SodaStream is continuing its battle to get its "sustainability" TV ads on air. In November 2012, SodaStream was forced by Clearcast, the body that advises on and pre-clears UK TV ads, to pull this TV ad, which formed part of its £11m 'SodaStream Effect' global campaign, just hours before it was due to air. The ad contains a message about waste and sustainability and features soft drink bottles bursting and disappearing as people use their SodaStream device. The closing line states: "With SodaStream you can save 1,000 bottles per year". Clearcast argued that "the visual treatment denigrated other soft drinks which put it in breach of the BCAP Code (Rule 3.42)" adding that "environmental issues were not relevant to that decision". Rule 3.42 states that TV ads must not discredit or denigrate a product, marketer, trade mark, trade name or other distinguishing mark. SodaStream labelled the decision as "absurd". There is some sympathy for this argument in that it was a class of products, rather than any specific competitor’s brand that was being targeted. The UK is the only country to have banned this particular advert and it has been shown in the Canada, Sweden, Australia and New Zealand. . In the UK, unlike TV ads, print ads do not need to be pre-cleared. We watch this space for Sodastream’s next steps.

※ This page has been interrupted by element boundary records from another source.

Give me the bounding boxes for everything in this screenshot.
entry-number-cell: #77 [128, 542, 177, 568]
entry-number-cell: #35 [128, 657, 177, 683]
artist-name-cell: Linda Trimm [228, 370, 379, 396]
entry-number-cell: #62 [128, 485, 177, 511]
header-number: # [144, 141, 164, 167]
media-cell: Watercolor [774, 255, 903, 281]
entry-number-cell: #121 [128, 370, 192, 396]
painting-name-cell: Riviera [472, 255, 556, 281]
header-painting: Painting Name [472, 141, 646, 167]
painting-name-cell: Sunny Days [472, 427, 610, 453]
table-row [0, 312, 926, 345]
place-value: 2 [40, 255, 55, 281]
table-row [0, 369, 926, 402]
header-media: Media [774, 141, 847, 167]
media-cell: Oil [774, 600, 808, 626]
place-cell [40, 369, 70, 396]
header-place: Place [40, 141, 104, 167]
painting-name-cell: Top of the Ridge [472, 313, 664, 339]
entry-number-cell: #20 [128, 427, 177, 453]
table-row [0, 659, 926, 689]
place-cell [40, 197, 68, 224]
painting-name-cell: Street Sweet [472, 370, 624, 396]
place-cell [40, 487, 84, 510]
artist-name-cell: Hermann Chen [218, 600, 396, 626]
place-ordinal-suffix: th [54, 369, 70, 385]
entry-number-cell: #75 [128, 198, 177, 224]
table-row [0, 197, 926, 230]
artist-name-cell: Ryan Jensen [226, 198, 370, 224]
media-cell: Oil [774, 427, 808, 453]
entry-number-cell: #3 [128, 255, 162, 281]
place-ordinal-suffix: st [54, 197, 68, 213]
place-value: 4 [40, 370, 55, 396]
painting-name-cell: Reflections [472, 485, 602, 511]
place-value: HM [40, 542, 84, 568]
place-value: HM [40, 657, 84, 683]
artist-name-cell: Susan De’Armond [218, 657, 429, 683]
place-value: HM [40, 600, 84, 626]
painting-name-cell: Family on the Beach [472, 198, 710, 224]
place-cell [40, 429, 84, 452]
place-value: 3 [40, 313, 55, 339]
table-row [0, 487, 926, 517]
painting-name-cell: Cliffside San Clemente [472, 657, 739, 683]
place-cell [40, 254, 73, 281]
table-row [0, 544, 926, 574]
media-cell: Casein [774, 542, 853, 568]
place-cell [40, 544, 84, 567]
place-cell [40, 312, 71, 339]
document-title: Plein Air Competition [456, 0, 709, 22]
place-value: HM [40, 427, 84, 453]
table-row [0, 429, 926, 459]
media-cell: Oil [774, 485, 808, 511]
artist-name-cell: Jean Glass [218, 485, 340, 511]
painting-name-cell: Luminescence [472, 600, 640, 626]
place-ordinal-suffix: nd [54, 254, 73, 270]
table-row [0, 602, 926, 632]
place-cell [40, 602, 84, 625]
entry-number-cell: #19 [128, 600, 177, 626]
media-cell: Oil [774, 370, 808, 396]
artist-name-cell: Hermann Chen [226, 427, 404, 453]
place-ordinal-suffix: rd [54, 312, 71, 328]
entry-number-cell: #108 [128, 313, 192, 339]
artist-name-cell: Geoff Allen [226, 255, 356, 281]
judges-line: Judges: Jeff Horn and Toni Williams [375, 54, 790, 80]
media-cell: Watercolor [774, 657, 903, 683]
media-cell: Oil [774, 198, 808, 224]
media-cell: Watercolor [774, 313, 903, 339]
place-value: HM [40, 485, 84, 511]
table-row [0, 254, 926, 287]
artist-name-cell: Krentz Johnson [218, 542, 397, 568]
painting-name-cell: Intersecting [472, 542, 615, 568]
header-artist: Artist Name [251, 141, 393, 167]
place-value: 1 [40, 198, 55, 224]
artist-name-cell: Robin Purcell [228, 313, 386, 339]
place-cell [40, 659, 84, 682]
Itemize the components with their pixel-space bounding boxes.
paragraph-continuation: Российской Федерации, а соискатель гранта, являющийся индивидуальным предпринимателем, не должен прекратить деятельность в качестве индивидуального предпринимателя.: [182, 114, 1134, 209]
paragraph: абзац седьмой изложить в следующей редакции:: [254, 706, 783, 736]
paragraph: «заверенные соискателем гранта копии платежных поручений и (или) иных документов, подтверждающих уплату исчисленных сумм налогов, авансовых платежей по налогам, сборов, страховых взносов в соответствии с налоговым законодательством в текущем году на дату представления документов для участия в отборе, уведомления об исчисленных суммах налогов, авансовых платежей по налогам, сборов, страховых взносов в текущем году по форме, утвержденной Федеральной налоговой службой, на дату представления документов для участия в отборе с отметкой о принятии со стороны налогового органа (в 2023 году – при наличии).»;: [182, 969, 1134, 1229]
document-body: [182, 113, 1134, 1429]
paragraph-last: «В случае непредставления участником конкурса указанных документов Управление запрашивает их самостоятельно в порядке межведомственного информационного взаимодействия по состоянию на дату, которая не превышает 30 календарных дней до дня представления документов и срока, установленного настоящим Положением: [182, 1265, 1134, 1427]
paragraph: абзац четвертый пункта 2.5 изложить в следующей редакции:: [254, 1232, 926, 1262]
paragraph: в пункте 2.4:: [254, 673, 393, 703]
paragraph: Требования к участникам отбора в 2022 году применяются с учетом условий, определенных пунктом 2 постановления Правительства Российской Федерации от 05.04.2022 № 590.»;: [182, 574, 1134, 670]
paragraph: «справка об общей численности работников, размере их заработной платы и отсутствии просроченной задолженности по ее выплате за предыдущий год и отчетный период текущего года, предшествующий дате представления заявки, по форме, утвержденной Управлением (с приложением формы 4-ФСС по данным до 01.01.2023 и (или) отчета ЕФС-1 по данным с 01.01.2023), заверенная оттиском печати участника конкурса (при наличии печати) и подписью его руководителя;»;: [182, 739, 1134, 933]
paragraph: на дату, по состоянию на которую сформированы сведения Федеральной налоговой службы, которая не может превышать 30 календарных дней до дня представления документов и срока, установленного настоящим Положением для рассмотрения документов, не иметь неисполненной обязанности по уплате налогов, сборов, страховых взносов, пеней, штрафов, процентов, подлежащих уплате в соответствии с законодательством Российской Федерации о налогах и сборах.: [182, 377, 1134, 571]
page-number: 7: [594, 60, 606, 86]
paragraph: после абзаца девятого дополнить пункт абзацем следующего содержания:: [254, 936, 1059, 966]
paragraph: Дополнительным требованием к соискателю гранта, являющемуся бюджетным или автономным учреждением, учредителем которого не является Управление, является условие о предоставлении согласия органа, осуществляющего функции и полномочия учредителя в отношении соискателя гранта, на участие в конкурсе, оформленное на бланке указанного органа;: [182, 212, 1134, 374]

In the UK, genuine comparative advertising is permitted by legislation, provided that the comparison is "like-for-like" and there is no disparaging of a competitor’s products. For TV advertising, under BCAP Rule 3.3.5, comparisons must objectively compare one or more material, relevant, verifiable and representative feature of those products and should not stray into subjectivity. This was not a comparative ad per se since no genuine comparison was made, but the ad was found to be in breach of In a response, and as a protest, to the initial decision, SodaStream launched new TV advert featuring only a black screen, a minimal soundtrack of bottles being opened and the words in white text: "If you love the bubbles set them free". The last frame then directs viewers to YouTube where the banned ad can still be seen. This ad has been dubbed "The Bubble Blackout". SodaStream appealed Clearcast's decision in early December, but it was upheld and therefore the ad remains unapproved for broadcast in the UK its current form.

Whilst its dispute with Clearcast was underway, Sodastream took out a full-page ad in several national UK newspapers with the headline "Censored" and including the claim that "With SodaStream you can save 1,000 bottles a year." The print ad also notes that the TV ad was banned by Clearcast and that "for some this truth is uncomfortable"

Meanwhile, across the pond, as my US colleagues, Keri Bruce and Marilyn Colaninno report, the dispute is bubbling up again. SodaStream has purchased airtime during the Superbowl on February 3, 2013 (arguably the most-watched sporting event on the planet) when, according to SodaStream, "people are most likely to notice the growing piles of bottles and cans strewn about the room and filling up their trash". Its initial ad was submitted for approval to air on CBS, but was rejected by the network. The rejected ad depicted Coke and Pepsi delivery truck drivers attempting to deliver their soda bottles before they explode. CBS seems to have taken issue with the fact that the spot targeted Coke and Pepsi directly. While we aren't privy to the communications between CBS and SodaStream, it is possible the network may have felt that the spot was unfairly trading on the goodwill or reputation of Coke and Pepsi, when the benefits of making soda at home impact many carbonated beverage companies, not just Coke and Pepsi. Regardless of the reasoning, in the US, the major broadcast networks have standards and best practice departments which review all advertising submitted for broadcast in an effort to ensure that it is truthful, lawful and tasteful. The major networks have guidelines that touch on issues relating to comparative advertisements and denigration. While commercials making comparative claims are generally acceptable, false or misleading disparagement of competitive products or services is unacceptable. Specifically, per CBS guidelines, comparative advertising is acceptable if the claims, comparative and otherwise, are truthful, fair and adequately substantiated. Click here to view the banned spot on a SodaStream ‘protest site’ and see whether you agree with CBS. Another SodaStream ad will be aired in place of the rejected ad. SodaStream will be disappointed by this, but should remember that sometimes the publicity generated from having a rejected Super Bowl TV ad can be just as effective as the buzz surrounding ads which do end up being screened during the game.